Power Delivery & PCB Design

A real capacitor is modeled as: C (ideal capacitance) in series with ESR (equivalent series resistance) and ESL (equivalent series inductance), with a parallel leakage resistance.

The impedance follows a V-shape vs. frequency: capacitive below SRF, minimum at SRF (where Z ≈ ESR), then inductive above SRF. Different capacitor values have different SRFs.

Using multiple values in parallel (e.g., 10pF + 100nF + 10µF) creates a low-impedance path across a wide frequency range, with each cap covering a different band of the PDN impedance profile.

Mechanisms:

• Capacitive (electric field) coupling: Fast voltage edges couple through parasitic capacitance between traces.
• Inductive (magnetic field) coupling: Current loops create mutual inductance.
• Common-impedance coupling: Shared return paths (ground plane) carry both digital and RF currents.
• Radiated EMI: The digital line acts as an unintentional antenna.

Mitigation: Maximize separation, use ground guard traces, route on different layers with orthogonal orientation, ensure continuous ground plane between them, add filtering on the GPIO, and consider shielding or isolation slots with via stitching.

The return current on the ground plane must flow around the slot, creating a large current loop. This causes:

• Increased inductance in the return path, changing the characteristic impedance and causing reflections.
• EMI radiation from the enlarged current loop acting as a slot antenna.
• Crosstalk to other signals whose return currents also detour around the slot.
• Signal integrity degradation: impedance discontinuity, increased insertion loss, and potential resonance.

Rule: Never let an RF signal cross a ground plane discontinuity.

Choose the LDO. A VCO is extremely sensitive to power supply noise — any ripple on V_DD directly modulates the output frequency, creating spurious tones and degrading phase noise. Switching regulators generate significant ripple and EMI at their switching frequency and harmonics. An LDO provides a clean, low-noise supply with high PSRR. The efficiency penalty is acceptable because VCOs typically draw modest current.

Star topology prevents common-impedance coupling between blocks. In a daisy-chain, the PA’s large current transients flow through the same trace impedance that feeds the LNA, modulating the LNA’s supply voltage and injecting noise/distortion.

With star topology, each block has its own dedicated trace back to the common point, so one block’s current draw doesn’t create voltage drops that affect others. This maintains isolation between sensitive (LNA) and noisy (PA) blocks.

DCR (DC Resistance): Causes I²R power loss, directly affecting efficiency and generating heat. Lower DCR requires larger wire/core → bigger footprint.

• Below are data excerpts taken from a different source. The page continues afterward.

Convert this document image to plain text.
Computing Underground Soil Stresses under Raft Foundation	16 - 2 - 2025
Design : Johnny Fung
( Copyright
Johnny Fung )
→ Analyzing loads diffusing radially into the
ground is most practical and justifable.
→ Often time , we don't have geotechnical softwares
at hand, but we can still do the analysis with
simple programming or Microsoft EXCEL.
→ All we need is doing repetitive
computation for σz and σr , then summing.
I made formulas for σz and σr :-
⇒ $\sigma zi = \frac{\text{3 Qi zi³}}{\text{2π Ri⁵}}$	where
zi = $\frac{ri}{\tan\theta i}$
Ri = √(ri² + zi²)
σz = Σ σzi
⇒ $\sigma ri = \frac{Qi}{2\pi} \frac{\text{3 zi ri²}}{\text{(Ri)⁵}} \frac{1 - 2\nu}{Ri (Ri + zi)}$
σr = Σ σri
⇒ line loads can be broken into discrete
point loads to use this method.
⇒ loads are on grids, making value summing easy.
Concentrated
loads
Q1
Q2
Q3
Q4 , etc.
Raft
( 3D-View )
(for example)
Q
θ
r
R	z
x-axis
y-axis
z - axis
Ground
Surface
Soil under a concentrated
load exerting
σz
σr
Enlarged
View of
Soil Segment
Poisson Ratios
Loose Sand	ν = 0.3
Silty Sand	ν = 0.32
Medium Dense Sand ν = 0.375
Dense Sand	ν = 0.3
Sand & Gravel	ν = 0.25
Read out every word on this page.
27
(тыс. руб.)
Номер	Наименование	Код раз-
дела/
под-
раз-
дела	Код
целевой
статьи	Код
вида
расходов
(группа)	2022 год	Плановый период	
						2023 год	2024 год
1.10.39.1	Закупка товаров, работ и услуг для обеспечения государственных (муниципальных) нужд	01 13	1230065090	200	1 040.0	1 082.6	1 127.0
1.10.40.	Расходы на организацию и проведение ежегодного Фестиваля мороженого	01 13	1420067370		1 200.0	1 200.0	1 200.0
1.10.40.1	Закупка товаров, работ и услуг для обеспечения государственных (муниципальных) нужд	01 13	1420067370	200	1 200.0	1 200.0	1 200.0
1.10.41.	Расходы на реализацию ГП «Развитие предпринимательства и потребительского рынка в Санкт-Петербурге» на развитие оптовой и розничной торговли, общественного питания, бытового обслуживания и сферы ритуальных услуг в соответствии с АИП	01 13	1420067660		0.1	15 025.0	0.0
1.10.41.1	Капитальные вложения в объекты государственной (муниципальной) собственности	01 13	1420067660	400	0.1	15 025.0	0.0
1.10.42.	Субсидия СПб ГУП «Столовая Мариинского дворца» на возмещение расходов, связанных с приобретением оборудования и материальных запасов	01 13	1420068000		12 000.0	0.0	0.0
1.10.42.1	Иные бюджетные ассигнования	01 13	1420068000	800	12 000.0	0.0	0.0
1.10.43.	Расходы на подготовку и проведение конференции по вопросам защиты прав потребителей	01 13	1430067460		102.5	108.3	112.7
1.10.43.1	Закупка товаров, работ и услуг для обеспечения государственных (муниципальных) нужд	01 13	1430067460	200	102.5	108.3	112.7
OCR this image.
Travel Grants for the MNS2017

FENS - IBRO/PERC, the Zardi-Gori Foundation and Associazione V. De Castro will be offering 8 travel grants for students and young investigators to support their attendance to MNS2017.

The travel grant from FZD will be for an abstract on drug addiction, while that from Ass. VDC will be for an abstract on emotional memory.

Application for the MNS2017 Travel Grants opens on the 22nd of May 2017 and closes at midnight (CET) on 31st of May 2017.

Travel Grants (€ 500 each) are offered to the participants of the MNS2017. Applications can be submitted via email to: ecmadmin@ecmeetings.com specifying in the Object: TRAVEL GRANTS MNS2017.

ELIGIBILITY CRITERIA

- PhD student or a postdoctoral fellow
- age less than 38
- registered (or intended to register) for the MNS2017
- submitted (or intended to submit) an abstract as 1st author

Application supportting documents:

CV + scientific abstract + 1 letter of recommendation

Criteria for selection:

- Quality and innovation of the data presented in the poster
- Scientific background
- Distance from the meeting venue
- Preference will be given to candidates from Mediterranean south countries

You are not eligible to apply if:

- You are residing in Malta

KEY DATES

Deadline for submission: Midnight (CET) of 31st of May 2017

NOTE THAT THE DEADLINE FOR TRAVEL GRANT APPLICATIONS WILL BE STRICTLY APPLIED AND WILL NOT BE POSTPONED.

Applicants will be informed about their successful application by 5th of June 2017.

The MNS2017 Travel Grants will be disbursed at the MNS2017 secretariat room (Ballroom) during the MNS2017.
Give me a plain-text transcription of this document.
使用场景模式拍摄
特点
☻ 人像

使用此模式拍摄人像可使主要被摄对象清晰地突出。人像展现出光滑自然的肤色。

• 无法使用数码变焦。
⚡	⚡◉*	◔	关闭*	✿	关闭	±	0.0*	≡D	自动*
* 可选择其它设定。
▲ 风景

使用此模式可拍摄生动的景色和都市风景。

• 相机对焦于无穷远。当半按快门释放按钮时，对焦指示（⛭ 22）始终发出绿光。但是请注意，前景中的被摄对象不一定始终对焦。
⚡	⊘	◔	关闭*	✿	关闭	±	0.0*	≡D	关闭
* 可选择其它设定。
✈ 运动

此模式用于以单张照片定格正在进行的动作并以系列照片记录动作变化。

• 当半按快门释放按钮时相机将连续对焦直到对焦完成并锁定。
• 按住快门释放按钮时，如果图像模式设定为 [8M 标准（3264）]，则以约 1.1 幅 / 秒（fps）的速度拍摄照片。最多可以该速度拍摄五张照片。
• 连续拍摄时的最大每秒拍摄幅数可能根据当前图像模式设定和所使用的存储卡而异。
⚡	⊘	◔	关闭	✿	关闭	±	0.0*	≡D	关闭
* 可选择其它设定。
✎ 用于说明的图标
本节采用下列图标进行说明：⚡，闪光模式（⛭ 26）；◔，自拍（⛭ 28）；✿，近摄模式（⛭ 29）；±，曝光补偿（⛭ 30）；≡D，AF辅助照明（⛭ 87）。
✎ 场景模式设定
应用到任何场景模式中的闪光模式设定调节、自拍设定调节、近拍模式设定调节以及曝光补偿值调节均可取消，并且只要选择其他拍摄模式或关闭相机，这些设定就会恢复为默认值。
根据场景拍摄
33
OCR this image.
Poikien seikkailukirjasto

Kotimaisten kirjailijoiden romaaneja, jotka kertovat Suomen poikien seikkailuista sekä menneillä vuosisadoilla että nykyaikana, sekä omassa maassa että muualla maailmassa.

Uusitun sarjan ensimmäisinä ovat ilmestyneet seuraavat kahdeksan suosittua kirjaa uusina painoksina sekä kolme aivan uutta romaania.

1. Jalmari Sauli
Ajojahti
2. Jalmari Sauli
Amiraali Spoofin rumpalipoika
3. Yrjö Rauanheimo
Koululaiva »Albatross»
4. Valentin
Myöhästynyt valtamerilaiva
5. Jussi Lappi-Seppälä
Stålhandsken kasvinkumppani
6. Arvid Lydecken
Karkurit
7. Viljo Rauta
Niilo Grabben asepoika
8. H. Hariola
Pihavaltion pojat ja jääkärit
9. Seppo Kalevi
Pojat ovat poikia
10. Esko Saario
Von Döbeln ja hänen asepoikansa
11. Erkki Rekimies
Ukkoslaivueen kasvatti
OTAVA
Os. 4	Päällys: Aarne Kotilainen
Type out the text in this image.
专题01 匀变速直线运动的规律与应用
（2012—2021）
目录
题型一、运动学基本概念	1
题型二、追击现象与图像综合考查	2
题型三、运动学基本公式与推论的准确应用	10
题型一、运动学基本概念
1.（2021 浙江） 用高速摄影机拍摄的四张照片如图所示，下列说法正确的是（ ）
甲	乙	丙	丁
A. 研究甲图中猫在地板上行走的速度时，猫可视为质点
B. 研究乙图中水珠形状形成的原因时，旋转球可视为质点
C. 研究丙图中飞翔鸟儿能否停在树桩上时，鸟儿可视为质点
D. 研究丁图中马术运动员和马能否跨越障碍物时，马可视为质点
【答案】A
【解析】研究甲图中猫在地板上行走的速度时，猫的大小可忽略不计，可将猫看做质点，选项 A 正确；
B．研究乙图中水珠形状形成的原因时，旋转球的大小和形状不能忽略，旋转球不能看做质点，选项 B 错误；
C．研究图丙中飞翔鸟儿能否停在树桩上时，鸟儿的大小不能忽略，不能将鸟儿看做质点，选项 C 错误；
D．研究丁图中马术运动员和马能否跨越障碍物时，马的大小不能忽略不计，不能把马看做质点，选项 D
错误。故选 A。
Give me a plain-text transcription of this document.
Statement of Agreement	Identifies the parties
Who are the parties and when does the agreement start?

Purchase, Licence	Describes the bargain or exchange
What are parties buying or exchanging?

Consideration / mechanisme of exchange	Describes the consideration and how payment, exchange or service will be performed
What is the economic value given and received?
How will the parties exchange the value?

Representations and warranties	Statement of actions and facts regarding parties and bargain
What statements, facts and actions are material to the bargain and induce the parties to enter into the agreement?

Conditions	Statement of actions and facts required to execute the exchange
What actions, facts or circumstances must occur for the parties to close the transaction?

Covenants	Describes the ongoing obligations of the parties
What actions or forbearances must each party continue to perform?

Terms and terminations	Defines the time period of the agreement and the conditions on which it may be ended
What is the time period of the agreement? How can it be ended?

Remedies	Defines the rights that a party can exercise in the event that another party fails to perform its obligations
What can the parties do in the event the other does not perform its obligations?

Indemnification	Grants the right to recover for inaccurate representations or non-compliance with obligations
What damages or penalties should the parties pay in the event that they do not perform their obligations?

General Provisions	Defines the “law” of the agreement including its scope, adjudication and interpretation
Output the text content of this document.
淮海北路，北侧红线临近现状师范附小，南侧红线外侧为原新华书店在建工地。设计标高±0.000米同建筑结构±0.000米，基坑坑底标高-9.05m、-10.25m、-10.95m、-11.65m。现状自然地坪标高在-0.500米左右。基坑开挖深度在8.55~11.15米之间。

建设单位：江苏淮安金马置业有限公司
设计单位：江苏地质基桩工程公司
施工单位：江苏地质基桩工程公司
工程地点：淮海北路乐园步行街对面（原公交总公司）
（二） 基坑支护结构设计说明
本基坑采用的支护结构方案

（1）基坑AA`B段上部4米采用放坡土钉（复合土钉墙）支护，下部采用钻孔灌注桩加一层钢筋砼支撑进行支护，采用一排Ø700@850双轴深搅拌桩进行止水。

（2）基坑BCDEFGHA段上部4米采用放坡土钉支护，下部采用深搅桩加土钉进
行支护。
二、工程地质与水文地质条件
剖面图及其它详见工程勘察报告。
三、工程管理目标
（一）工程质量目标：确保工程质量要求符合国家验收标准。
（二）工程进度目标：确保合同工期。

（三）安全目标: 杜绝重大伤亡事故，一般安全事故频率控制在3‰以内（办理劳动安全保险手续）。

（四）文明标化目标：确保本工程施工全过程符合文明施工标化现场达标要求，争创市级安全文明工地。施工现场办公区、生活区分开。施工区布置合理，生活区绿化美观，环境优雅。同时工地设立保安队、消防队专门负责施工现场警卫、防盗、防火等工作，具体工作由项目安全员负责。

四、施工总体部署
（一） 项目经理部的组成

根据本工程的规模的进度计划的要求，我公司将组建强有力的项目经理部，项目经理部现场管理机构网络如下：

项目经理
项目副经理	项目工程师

AC Losses: Core losses (hysteresis + eddy current) and winding AC resistance (skin/proximity effect). These increase with frequency and ripple current.

Trade-offs:

• Size vs. DCR: Smaller inductors have higher DCR and more heat.
• Inductance value: Higher L → lower ripple current → lower AC core loss, but larger footprint and slower transient response.
• Core material: Ferrite has low core loss but saturates at lower current; powdered iron handles higher current but has more loss.
• Shielding: Shielded inductors reduce EMI but are larger.
• Saturation current: Must exceed peak inductor current with margin.

At GHz frequencies, the skin effect confines current flow to a thin layer near the conductor surface. The skin depth in copper at 1GHz is only ~2µm, dramatically reducing the effective cross-section and increasing resistance. Additionally, surface roughness (comparable to skin depth at GHz) forces current to travel a longer path.

For power delivery, this means PDN traces that appear low-impedance at DC may present significant impedance at RF frequencies, degrading high-frequency decoupling effectiveness. Proper high-frequency decoupling capacitors placed close to the IC pins are critical.

Via parasitics:

• Inductance: Each via adds ~0.5–1nH of series inductance, increasing impedance at high frequencies.
• Resistance: Finite conductivity adds series resistance.
• Capacitance: Via barrel-to-plane capacitance (usually small, ~tens of fF).

Impact: Via inductance in series with a decoupling cap raises the effective SRF and adds impedance. A 100pF cap with 1nH via inductance resonates at ~500MHz instead of its intrinsic SRF.

Mitigation: Use multiple vias in parallel, minimize via length (blind/buried vias), place caps on the same layer as the IC pad, use via-in-pad technology, and keep via-to-pad connections as short as possible.